Murray McLachlan has made over 40 recordings for several labels, including Olympia, Divine Art, Claremont, Redbrook and Linn Records. His prolific discography has received long-standing international recognition. Apart from the Russian music, made mostly early in gis career, his discography also includes music by Hamish MacCunn and a concerto based on sketches left by Grieg for a second piano concerto. He also released a cross-over album with jazz saxophonist Tommy Smith. Among McLachlan's later recordings was the 2006 release on Regis Records of Piano Music of Scotland, a disc featuring works by Ronald Stevenson (a former teacher of McLachlan), F.G. Scott, and Ronald Center. He has given first performances of works by many composers, including Jeremy Thurlow, Ronald Stevenson, Charles Camilleri, Michael Parkin, and even L.v. Beethoven. Recordings of contemporary music have won numerous accolades, including full star ratings, as well as ‘rosette’ and ‘key recording’ status in the latest Penguin Guide to CDs, and ‘Disc of the month’ and ‘Record of the month’in ‘Music on the web’ and The Herald. His recording of John McLeod's Piano Music was selected as Record of the Week in the Glasgow Herald and his recording of 'Piano Music from Scotland' was awarded a rosette in the Penguin Guide to Compact Discs.
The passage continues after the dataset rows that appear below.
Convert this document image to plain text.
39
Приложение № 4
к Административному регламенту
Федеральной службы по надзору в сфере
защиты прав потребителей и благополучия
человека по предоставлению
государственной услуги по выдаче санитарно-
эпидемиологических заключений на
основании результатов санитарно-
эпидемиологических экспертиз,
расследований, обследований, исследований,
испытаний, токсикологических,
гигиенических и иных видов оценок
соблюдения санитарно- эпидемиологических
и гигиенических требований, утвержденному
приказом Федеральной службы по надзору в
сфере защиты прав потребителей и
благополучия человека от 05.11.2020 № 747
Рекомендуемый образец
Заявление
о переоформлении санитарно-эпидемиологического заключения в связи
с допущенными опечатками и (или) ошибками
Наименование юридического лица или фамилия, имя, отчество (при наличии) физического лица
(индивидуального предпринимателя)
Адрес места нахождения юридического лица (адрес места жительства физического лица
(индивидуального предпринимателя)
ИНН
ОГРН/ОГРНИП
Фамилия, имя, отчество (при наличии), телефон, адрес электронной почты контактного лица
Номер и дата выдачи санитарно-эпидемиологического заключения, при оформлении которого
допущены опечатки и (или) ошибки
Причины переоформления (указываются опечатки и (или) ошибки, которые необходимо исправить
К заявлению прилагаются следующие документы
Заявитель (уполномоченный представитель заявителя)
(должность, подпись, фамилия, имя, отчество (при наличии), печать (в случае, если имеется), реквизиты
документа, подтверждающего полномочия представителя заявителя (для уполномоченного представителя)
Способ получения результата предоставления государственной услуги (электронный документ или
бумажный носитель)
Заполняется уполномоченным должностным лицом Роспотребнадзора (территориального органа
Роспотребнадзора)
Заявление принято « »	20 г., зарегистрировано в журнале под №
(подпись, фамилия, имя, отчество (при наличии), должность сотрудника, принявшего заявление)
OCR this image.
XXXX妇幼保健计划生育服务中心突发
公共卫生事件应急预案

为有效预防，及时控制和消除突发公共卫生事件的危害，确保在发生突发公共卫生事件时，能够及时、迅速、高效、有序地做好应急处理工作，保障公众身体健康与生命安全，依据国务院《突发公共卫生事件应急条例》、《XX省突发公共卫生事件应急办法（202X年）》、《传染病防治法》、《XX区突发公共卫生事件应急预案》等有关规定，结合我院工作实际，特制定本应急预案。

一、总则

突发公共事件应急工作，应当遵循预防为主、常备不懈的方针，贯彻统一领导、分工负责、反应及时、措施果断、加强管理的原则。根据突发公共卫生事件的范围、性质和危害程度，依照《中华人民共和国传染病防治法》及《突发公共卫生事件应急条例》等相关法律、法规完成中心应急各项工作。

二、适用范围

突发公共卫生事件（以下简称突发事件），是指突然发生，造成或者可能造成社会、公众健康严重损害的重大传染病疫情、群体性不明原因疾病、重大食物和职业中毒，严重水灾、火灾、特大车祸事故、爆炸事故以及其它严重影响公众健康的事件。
Murray McLachlan is Head of keyboard at Chetham’s school of Music and tutor at the Royal Northern College of Musc in Manchester, as well as Artistic Director of the Chetham’s International Summer school and festival for Pianists, an event which attracts outstanding musicians annually from all over the world. He also regularly gives master-classes around the UK.